No jail sentence for man who provided alcohol to teen who died in crash
By Patrick McArdle
STAFF WRITER | October 19,2013
BENNINGTON — A local man who pleaded guilty in July to enabling Randy Blair Jr., 19, to drink alcohol on the night Blair died in a crash is not expected to serve any time in jail.
The sentencing for Trevor Murray, 21, of Bennington, on a felony charge of enabling a minor to drink alcohol resulting in a fatal car crash was deferred for five years.
Murray will be on probation for that time, but if he has no further legal troubles, the felony charge will be expunged from his record.

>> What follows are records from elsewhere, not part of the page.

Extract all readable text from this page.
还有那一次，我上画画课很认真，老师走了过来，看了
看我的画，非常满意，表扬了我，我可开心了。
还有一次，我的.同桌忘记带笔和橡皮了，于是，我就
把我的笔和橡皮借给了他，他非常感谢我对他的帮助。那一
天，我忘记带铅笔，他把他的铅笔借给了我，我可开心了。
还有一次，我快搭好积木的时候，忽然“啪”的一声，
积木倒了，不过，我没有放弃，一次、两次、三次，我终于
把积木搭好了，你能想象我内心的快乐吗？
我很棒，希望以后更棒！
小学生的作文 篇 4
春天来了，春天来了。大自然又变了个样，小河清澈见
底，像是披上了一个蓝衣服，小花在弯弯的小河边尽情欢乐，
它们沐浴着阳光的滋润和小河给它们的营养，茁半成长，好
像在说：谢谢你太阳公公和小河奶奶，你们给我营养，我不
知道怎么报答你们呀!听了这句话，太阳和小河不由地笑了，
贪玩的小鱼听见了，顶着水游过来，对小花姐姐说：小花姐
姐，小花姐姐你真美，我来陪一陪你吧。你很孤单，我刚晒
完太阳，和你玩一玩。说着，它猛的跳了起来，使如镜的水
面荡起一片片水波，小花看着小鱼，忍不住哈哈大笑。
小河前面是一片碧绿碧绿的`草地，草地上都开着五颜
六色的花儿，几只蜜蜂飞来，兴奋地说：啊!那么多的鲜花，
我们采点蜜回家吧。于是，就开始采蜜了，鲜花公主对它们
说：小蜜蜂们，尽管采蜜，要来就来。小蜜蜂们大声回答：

The sentencing hearing Friday followed Murray’s change of plea in July in Bennington criminal court. He pleaded guilty to the felony and misdemeanor counts of possession of alcohol and providing false information to police in order to implicate another person.
For those charges, Murray was given prison sentences but all of the time was suspended.
Murray will be required to serve 100 hours of community service and, in particular, to speak to groups about what happened in September 2012 when Blair was killed. Those groups are expected to include high school students and people who have been convicted of driving while under the influence of alcohol.
Police said Blair crashed his truck on Mount Anthony Road in Bennington around 2:25 a.m. Sept. 2, 2012. Blair, who was the only person involved in the crash, was pronounced dead at the scene.
The truck had crashed about 75 yards from a camp that belonged to Murray’s family.
Murray admitted that he had hosted a party and that people younger than 21 had been drinking there. But he lied to police and told them only he and Blair were still at the camp before Blair crashed his truck.
During the hearing Friday, defense attorney David Silver said Murray had made a strong effort to stop Blair from driving. Silver said Murray tried to take Blair’s keys and to pull him from the truck, but Blair insisted on driving away from the camp.
Murray apologized for the incident to the court and Blair’s family.
“Randy was obviously one of my best friends,” he said. “Not a day goes by that I don’t think about him. I know that I shouldn’t have had that party. I know if I didn’t have that party, he would probably still be here. I miss him a lot.”
Blair’s sister, Gail Stickle, and father, Randy Blair Sr., were in court Friday. Stickle told the court that she didn’t want Murray to spend time in prison. Both Stickle and Patricia Blair said they believed Murray was covering up what really happened on the night Randy Blair died.
Patricia Blair, Randy’s stepmother, was not in court but submitted a letter, read during the sentencing, in which she asked for a jail term. She said she believed a jail sentence would send a message that might prevent other people in the community younger than 21 from hosting similar drinking parties in the future.
Silver said that after a police investigation and depositions during which people who were at the camp were interviewed, he believed there were no “unanswered questions” about the night’s events.
State’s Attorney Erica Marthage said she had first thought Murray should receive a jail sentence, but after learning more about him decided “this situation needs another response, something other than jail.”
Judge Nancy Corsones said even before she heard the plea agreement that she didn’t expect to sentence Murray to jail. She said that decision might be controversial in the community because of Blair’s death, but she didn’t believe general deterrence worked to prevent teenagers from drinking.